Pour le voir plus clairement,
prenez cet exemple : dès que l’on aura conçu abstraitement la Durée et que, la
confondant avec le Temps, on aura commencé de la diviser en parties, il
deviendra impossible de comprendre en quelle manière une heure, par exemple,
peut passer.
Pour qu’elle passe, en effet,
il sera nécessaire que la moitié passe d’abord, puis la moitié du reste et
ensuite la moitié de ce nouveau reste, et retranchant ainsi à l’infini la
moitié du reste, on ne pourra jamais arriver à la fin de l’heure [Spinoza
reprend ici la thèse de Zénon d'Elée].
C’est pour cela que beaucoup,
n’ayant pas accoutumé de distinguer les êtres de raison des choses réelles, ont
osé prétendre que la Durée se composait d’instants et, de la sorte, pour éviter
Charybde, ils sont tombés en Scylla. Car il revient au même de composer la
Durée d’instants et de vouloir former un nombre en ajoutant des zéros.
On voit encore par ce qui
vient d’être dit, que ni le nombre ni la mesure ni le temps, puisqu’ils ne sont
que des auxiliaires de l’imagination, ne peuvent être infinis, sans quoi le
nombre ne serait plus le nombre, ni la mesure, la mesure, ni le temps, le
temps.
D’où l’on voit clairement
pourquoi beaucoup de gens, confondant ces trois êtres de raison, avec les
choses réelles dont ils ignoraient la vraie nature, ont nié l’Infini.
Mais pour mesurer la faiblesse
de leur raisonnement, rapportons-nous-en aux mathématiciens qui ne se sont
jamais laissé arrêter par des arguments de cette qualité, quand ils avaient des
perceptions claires et distinctes. Outre, en effet, qu’ils ont trouvé beaucoup
de grandeurs qui ne se peuvent exprimer par aucun nombre, ce qui suffit à
montrer l’impossibilité de tout déterminer par les nombres, ils connaissent
aussi des grandeurs qui ne peuvent être égalées à aucun nombre mais dépassent
tout nombre assignable.
Ils n’en concluent pas
cependant que de telles grandeurs dépassent tout nombre par la multitude de
leurs parties ; cela résulte de ce que, à leurs yeux, ces grandeurs ne se
prêtent, sans une contradiction manifeste, à aucune détermination numérique.
Par exemple, toutes les inégalités de l’espace
compris entre deux cercles AB et CD et toutes les variations que la matière mue
en lui doit admettre, surpassent tout nombre.
Et cela ne se conclut pas de
l’extrême grandeur de cet espace car, aussi petite que nous en prenions une
portion, ses petites portions inégales surpasseront cependant tout nombre.

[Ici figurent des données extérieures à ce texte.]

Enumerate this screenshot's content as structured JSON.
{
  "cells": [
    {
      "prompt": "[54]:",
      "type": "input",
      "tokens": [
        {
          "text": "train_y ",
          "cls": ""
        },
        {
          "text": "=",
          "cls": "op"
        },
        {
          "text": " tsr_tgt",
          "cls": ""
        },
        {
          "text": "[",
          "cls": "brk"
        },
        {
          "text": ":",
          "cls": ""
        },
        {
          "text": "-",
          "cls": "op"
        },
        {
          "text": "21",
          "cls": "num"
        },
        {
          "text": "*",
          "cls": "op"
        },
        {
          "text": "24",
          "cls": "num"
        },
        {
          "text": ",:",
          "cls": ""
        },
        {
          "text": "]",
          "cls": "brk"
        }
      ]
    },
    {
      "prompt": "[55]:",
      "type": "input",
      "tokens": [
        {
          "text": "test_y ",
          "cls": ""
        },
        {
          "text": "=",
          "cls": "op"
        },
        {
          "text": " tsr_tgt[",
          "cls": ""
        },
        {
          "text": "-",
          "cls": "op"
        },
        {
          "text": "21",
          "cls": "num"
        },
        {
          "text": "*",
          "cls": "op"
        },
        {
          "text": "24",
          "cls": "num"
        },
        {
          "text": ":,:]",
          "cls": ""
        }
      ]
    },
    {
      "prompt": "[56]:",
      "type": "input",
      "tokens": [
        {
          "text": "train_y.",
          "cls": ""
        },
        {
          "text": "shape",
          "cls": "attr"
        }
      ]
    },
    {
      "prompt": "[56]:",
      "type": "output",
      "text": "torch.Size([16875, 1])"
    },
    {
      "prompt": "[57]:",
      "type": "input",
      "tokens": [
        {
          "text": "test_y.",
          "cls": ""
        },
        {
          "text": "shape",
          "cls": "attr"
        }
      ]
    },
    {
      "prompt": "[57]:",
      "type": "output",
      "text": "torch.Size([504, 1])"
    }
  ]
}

Et, pour la même raison, cela
ne se conclut pas non plus, comme il arrive dans d’autres cas, de ce que nous
n’avons ni maximum ni minimum, car dans notre exemple, nous avons les deux : un
maximum, AB, et un minimum, CD , dont nous pouvons conclure seulement que la
nature de l’espace compris entre les deux cercles, à centre différent, ne peut
rien admettre de tel.
Et par là, si quelqu’un voulait
déterminer toutes ces inégalités par un nombre précis, il devrait en même temps
faire qu’un cercle ne soit plus un cercle.
De même, pour revenir à notre
sujet, si l’on voulait déterminer tous les mouvements de la matière qui ont eu
lieu jusqu’à l’instant présent, en les ramenant ainsi que leur durée à un
nombre et à un temps déterminés, ce serait comme si l’on s’efforçait de priver
de ses affections la Substance corporelle que nous ne pouvons concevoir
autrement que comme existante, et de faire qu’elle n’ait pas la nature qui est
la sienne. Je pourrais démontrer cela clairement, ainsi que beaucoup d’autres
points que j’ai touchés dans cette lettre, si je ne le jugeais inutile.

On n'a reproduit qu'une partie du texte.